Limitations & Future Work

  • KG construction quality depends on the embedding model and threshold settings—general-purpose embeddings may be insufficiently accurate for specialized domains (e.g., medical or legal documents).
  • Web tasks number only 317 (vs. 1,002 document tasks), representing an imbalance in scale—DOM parsing and interaction edge extraction for webpages are more complex, making large-scale expansion costly.
  • Both task generation and quality scoring rely on GPT-4-level LLMs, incurring high costs and introducing potential preference bias toward specific LLMs.
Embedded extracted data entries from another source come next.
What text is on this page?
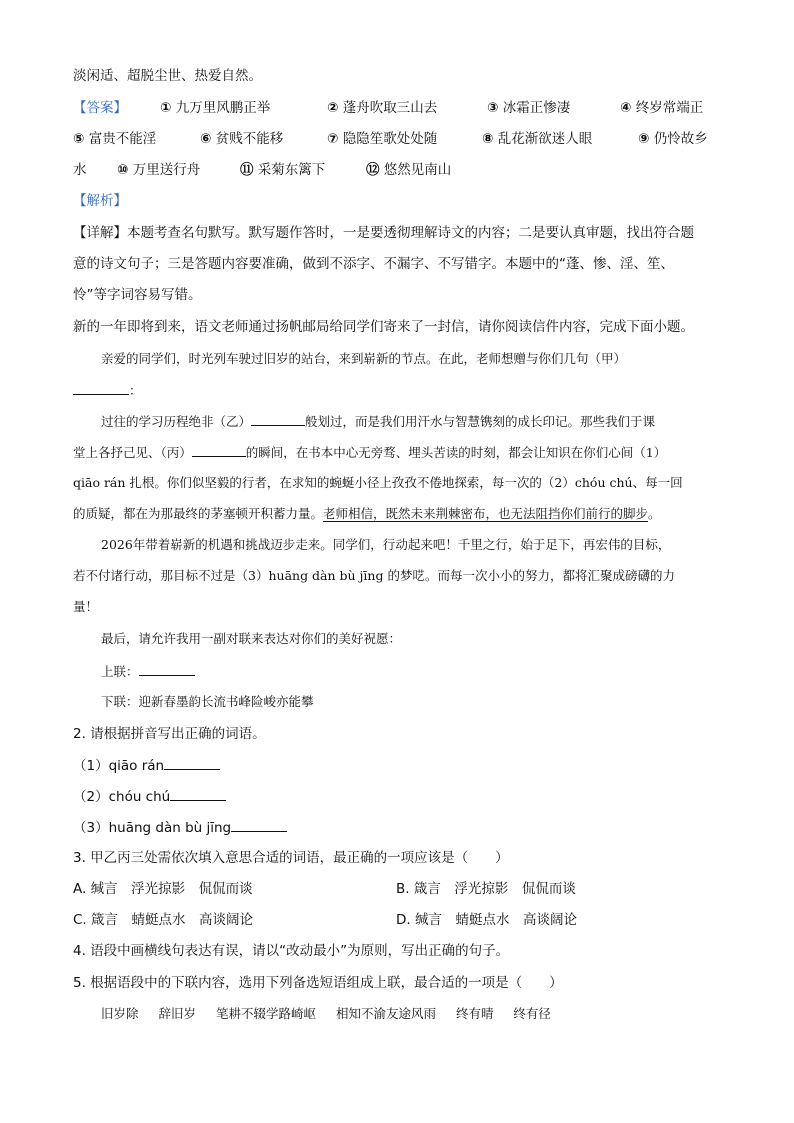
淡闲适、超脱尘世、热爱自然。
【答案】 ① 九万里风鹏正举	② 蓬舟吹取三山去	③ 冰霜正惨凄	④ 终岁常端正
⑤ 富贵不能淫	⑥ 贫贱不能移	⑦ 隐隐笙歌处处随	⑧ 乱花渐欲迷人眼	⑨ 仍怜故乡
水 ⑩ 万里送行舟	⑪ 采菊东篱下	⑫ 悠然见南山
【解析】
【详解】本题考查名句默写。默写题作答时，一是要透彻理解诗文的内容；二是要认真审题，找出符合题
意的诗文句子；三是答题内容要准确，做到不添字、不漏字、不写错字。本题中的“蓬、惨、淫、笙、
怜”等字词容易写错。
新的一年即将到来，语文老师通过扬帆邮局给同学们寄来了一封信，请你阅读信件内容，完成下面小题。
亲爱的同学们，时光列车驶过旧岁的站台，来到崭新的节点。在此，老师想赠与你们几句（甲）
：
过往的学习历程绝非（乙）	般划过，而是我们用汗水与智慧镌刻的成长印记。那些我们于课
堂上各抒己见、（丙）	的瞬间，在书本中心无旁骛、埋头苦读的时刻，都会让知识在你们心间（1）
qiāo rán 扎根。你们似坚毅的行者，在求知的蜿蜒小径上孜孜不倦地探索，每一次的（2）chóu chú、每一回
的质疑，都在为那最终的茅塞顿开积蓄力量。老师相信，既然未来荆棘密布，也无法阻挡你们前行的脚步。
2026年带着崭新的机遇和挑战迈步走来。同学们，行动起来吧！千里之行，始于足下，再宏伟的目标，
若不付诸行动，那目标不过是（3）huāng dàn bù jīng 的梦呓。而每一次小小的努力，都将汇聚成磅礴的力
量！
最后，请允许我用一副对联来表达对你们的美好祝愿：
上联：
下联：迎新春墨韵长流书峰险峻亦能攀
2. 请根据拼音写出正确的词语。
（1）qiāo rán
（2）chóu chú
（3）huāng dàn bù jīng
3. 甲乙丙三处需依次填入意思合适的词语，最正确的一项应该是（　　）
A. 缄言　浮光掠影　侃侃而谈	B. 箴言　浮光掠影　侃侃而谈
C. 箴言　蜻蜓点水　高谈阔论	D. 缄言　蜻蜓点水　高谈阔论
4. 语段中画横线句表达有误，请以“改动最小”为原则，写出正确的句子。
5. 根据语段中的下联内容，选用下列备选短语组成上联，最合适的一项是（　　）
旧岁除 辞旧岁 笔耕不辍学路崎岖 相知不渝友途风雨 终有晴 终有径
  • Dynamic webpages are not considered—real-world webpage content changes over time, and generated tasks may quickly become invalid.
  • The solvability check only verifies node reachability within the KG; practical solvability is also constrained by agent tool capabilities (e.g., inability to operate certain JavaScript controls).
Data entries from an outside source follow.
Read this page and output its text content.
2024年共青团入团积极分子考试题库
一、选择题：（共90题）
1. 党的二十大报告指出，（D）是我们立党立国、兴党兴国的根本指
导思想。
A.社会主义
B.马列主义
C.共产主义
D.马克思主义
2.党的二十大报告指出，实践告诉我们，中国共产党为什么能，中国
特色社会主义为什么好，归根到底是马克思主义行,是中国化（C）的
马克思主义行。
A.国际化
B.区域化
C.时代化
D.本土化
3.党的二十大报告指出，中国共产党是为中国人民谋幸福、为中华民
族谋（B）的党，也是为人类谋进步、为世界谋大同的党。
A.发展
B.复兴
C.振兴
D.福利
  • Meta-path patterns are predefined—new document structures may require manual extension of the pattern library.
  • Graph2Eval is complementary to manually constructed web agent benchmarks such as OSWorld and WebArena, enabling automated rapid generation of evaluation tasks for new websites.
  • Compared to DocBench (a document understanding benchmark), the KG-based approach of Graph2Eval can generate more complex tasks requiring cross-paragraph reasoning.
  • The KG-driven QA generation paradigm is transferable to the RAG evaluation domain—KG structure can constrain the generation of evaluation questions requiring multi-hop reasoning.
  • A broader implication for agent evaluation: transitioning from "manually constructed static benchmarks" to "automated, structure-guided generation" is a scalable and promising direction.

Rating

  • Novelty: ⭐⭐⭐⭐ Introducing knowledge graphs into automatic agent task generation is a novel perspective; the five-stage pipeline is well-designed and complete.
  • Experimental Thoroughness: ⭐⭐⭐⭐ Comprehensive coverage including multi-baseline comparisons, ablation analysis, multi-agent evaluation, and task quality statistics.
  • Writing Quality: ⭐⭐⭐⭐ Clear framework presentation with detailed descriptions of each pipeline stage.
  • Value: ⭐⭐⭐⭐⭐ Dual contributions of a benchmark and an automatic generation framework provide direct practical value to the agent evaluation community.